As a rule, the decay should be an acceptable thing if we are in a monetary tightening cycle, since the risk -free rate increases and the evaluation as such decreases.

That is not the case today either. So, the tsunami of drains from India and some other Southeast Asian markets when you see some markets, although many people do not follow here, but when you see what happens in Thailand, Indonesia, etc.

So it is a kind of global phenomenon. India initially took a larger main burden on capital profit problems, etc., which is not available in some other countries.

But the persecution of funds flows to make predictions on the market and then decide their investment strategy because we say they were in a year and in 2007 when a tsunami came from money to the country, but the ratings were absolutely crazy and not with reality for synchronization with reality. Then would you just rely on an investment decision will be made next year next year?

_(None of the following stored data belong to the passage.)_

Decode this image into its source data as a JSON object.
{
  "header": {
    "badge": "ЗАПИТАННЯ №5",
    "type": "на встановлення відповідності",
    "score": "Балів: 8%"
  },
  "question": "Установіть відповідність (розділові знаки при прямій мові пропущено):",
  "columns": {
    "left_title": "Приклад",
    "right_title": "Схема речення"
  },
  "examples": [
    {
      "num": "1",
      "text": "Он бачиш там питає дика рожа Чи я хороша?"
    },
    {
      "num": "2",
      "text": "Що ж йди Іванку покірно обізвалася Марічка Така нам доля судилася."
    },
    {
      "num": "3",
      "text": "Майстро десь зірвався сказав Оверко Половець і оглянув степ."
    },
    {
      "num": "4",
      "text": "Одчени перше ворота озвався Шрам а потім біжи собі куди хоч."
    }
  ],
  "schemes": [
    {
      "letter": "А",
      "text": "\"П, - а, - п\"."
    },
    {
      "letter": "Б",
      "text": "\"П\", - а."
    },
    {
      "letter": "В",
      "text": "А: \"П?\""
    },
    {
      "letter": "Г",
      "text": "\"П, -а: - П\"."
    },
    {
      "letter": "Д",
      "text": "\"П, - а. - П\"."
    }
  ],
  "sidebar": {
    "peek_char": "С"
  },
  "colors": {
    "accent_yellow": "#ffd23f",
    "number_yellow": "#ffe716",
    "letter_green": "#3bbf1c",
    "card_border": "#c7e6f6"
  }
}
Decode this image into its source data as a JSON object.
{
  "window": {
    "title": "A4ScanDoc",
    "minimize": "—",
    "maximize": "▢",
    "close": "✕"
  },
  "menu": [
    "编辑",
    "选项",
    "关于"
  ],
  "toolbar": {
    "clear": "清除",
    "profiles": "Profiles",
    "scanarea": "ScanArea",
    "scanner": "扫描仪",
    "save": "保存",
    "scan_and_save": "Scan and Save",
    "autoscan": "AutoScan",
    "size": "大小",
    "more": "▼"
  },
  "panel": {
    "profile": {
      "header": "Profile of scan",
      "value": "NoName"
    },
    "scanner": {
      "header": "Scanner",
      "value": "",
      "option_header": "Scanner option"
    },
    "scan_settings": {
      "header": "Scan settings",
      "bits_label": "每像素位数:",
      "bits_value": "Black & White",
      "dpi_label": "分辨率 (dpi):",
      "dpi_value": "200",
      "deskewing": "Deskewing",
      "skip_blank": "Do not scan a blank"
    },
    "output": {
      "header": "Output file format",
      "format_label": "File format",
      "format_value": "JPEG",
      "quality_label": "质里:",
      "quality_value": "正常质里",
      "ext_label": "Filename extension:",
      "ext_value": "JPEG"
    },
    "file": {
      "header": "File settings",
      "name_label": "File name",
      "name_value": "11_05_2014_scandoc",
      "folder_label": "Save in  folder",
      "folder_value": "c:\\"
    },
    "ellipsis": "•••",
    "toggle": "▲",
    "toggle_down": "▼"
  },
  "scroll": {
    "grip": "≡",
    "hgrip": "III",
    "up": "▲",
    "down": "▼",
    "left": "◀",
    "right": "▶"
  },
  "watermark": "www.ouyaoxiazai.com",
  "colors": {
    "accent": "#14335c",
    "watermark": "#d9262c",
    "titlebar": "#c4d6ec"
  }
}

So the answer is no. So you have to buy if you think you get shares, sectors or companies that you believe that you are reasonably valued, and then wait for you to appear, that is the only way.

Banks currently seem to be like a consensus trade. Everyone says that ratings are cheap, there will be growth there. Where in the banking pool have you added or bought positions?
Sandip Sabharwal: Among the big banks, as we first bought into Kotak Bank, we expected the solution to RBI problems and turns, so this was exceeded. Therefore, this has not bought lately, but Axis Bank is something that I like at the current prices. Like Icici, it will continue to do it well, it is a core stock.

But then Axis Bank is quite well placed in pure reviews and the type of risk management that the bank shows in order to control its overall quality of assets and the ratings, as far as large banks are affected.

What about real estate? Did it correct a good piece? We saw how we also teamed up in real estate sales.
Sandip Sabharwal: The shares have corrected out there, but I would say in accordance with the Midcap side of the market, not too excessively, and there is a very realistic possibility that real estate sales will be slowed down at least this year, since they continue to grow if the rest of the sectors are not so well active.

And as you rightly said, that the latest data also indicate a sale of sales, and usually, if this happens, the price -performance also reduces the possibility of discounts, etc. ..

So my guess is that the next year will be a phase of consolidation for the real estate sector instead of giving considerable upward opportunities. If the overall market hops, these shares will of course also jump.

But we have to be careful at short notice. If we do not find a compelling value in some stocks that we have to carry out that we have to carry out, I largely kept the sector on the side and did not look at it at short notice. But at some point there will be opportunities.